The profiling module is used to profiling the processes from the Process Discovery Module, and send the snapshot to the backend server.

Configuration

Name Default Environment Key Description
profiling.active true ROVER_PROFILING_ACTIVE Is active the process profiling.
profiling.check_interval 10s ROVER_PROFILING_CHECK_INTERVAL Check the profiling task interval.
profiling.flush_interval 5s Combine existing profiling data and report to the backend interval.
task.on_cpu.dump_period 9ms The on CPU profiling thread stack dump period.
task.network.report_interval 2s The interval of send network profiling metrics to the backend.
task.network.meter_prefix rover_net_p The prefix of network profiling metrics name.

Profiling Type

All the profiling tasks are using the Linux Official Function and kprobe or uprobe to open perf event, and attach the eBPF Program to dump stacks.

On CPU

On CPU Profiling task is using PERF_COUNT_SW_CPU_CLOCK to profiling the process with the CPU clock.

Off CPU

Off CPU Profiling task is attach the finish_task_switch in krobe to profiling the process.

Network

Network Profiling task is intercept IO-related syscall and urprobe in process to identify the network traffic and generate the metrics. Also, the following protocol are supported for analyzing using OpenSSL library, BoringSSL library, GoTLS, NodeTLS or plaintext:

  1. HTTP/1.x
  2. HTTP/2
  3. MySQL
  4. CQL(The Cassandra Query Language)
  5. MongoDB
  6. Kafka
  7. DNS

Metrics

Network profiling uses metrics send data to the backend service.

Data Type

The network profiling has customized the following two types of metrics to represent the network data:

  1. Counter: Records the total number of data in a certain period of time. Each counter containers the following data:
    1. Count: The count of the execution.
    2. Bytes: The package size of the execution.
    3. Exe Time: The consumed time(nanosecond) of the execution.
  2. Histogram: Records the distribution of the data in the bucket.
Labels

Each metric contains the following labels to identify the process relationship:

Name Type Description
client_process_id or server_process_id string The ID of the current process, which is determined by the role of the current process in the connection as server or client.
client_local or server_local boolean The remote process is a local process.
client_address or server_address string The remote process address. ex: IP:port.
side enum The current process is either “client” or “server” in this connection.
protocol string Identification the protocol based on the package data content.
is_ssl bool Is the current connection using SSL.
Data

Based on the above two data types, the following metrics are provided.

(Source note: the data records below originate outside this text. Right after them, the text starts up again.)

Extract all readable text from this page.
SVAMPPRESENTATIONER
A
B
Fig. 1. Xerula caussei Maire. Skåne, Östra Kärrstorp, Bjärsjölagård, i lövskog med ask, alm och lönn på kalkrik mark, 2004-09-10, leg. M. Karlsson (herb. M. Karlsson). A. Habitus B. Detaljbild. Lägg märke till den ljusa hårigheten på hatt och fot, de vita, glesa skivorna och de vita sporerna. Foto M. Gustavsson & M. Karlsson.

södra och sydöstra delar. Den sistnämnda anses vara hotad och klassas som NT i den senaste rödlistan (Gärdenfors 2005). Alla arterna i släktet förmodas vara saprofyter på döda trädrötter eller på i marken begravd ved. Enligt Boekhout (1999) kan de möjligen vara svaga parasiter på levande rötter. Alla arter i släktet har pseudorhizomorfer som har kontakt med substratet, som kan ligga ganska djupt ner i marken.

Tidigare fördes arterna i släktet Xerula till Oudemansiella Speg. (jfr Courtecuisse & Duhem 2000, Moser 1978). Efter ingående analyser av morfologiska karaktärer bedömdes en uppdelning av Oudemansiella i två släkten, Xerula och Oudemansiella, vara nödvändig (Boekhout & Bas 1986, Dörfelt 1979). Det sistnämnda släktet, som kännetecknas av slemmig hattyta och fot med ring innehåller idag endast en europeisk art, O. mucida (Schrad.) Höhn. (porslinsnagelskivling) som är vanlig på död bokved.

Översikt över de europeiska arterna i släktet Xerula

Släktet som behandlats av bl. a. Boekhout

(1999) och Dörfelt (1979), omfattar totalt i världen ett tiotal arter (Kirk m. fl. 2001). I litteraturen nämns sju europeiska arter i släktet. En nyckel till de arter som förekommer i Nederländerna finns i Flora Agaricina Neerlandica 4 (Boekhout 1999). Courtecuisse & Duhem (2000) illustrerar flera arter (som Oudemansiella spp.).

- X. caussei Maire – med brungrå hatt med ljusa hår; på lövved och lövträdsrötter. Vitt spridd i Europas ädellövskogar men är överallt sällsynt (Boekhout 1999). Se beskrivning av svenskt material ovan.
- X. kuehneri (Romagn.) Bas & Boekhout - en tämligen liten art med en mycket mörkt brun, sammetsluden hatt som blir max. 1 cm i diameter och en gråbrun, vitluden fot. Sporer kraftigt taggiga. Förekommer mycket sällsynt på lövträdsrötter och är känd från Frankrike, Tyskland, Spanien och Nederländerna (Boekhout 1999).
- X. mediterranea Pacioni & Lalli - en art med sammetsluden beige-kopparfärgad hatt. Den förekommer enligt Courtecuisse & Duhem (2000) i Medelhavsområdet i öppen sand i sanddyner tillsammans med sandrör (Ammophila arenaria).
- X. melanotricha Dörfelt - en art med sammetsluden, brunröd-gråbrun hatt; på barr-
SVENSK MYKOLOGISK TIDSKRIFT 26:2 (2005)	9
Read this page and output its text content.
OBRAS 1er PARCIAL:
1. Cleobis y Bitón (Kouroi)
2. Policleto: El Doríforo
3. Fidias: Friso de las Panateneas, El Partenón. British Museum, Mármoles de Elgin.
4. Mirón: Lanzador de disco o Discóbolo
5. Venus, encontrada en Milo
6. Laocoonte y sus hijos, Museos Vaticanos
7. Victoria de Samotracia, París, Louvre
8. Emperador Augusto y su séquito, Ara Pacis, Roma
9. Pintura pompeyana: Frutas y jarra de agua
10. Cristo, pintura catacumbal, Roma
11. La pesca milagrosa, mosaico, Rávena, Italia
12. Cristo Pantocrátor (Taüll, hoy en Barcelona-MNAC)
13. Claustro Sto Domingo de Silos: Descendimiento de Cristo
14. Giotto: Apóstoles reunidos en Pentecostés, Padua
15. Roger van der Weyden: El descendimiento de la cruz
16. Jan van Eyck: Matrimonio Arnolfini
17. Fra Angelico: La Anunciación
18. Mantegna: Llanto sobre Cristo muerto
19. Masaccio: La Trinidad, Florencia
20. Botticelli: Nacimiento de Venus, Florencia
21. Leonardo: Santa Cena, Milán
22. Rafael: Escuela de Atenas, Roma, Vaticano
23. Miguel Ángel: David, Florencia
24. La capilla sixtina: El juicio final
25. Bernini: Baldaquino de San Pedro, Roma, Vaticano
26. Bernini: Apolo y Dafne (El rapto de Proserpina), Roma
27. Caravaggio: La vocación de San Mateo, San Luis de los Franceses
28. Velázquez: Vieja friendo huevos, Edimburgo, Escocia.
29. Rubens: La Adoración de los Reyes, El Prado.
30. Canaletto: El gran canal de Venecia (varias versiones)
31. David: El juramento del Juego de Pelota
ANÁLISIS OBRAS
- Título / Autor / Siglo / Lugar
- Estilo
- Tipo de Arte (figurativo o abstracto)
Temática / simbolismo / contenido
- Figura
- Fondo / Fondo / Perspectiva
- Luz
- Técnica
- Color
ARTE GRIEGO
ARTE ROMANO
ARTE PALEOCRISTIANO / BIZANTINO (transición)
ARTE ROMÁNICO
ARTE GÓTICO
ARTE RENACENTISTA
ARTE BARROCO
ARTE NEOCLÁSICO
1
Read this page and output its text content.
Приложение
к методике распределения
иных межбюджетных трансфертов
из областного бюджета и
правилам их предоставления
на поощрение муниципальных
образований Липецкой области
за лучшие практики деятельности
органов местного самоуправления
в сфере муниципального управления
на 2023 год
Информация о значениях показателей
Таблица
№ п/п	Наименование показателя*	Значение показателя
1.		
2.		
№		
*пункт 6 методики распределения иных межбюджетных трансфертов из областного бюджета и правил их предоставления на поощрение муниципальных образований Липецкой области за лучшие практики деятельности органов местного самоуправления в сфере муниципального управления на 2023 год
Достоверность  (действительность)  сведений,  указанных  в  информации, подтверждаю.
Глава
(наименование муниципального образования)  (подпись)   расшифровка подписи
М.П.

Name Type Unit Description
write Counter nanosecond The socket write counter
read Counter nanosecond The socket read counter
write RTT Counter microsecond The socket write RTT counter
connect Counter nanosecond The socket connect/accept with other server/client counter
close Counter nanosecond The socket close counter
retransmit Counter nanosecond The socket retransmit package counter
drop Counter nanosecond The socket drop package counter
write RTT Histogram microsecond The socket write RTT execute time histogram
write execute time Histogram nanosecond The socket write data execute time histogram
read execute time Histogram nanosecond The socket read data execute time histogram
connect execute time Histogram nanosecond The socket connect/accept with other server/client execute time histogram
close execute time Histogram nanosecond The socket close execute time histogram

Configuration

Name Default Environment Key Description
profiling.task.on_cpu.dump_period 9ms ROVER_PROFILING_TASK_ON_CPU_DUMP_PERIOD The profiling stack dump period.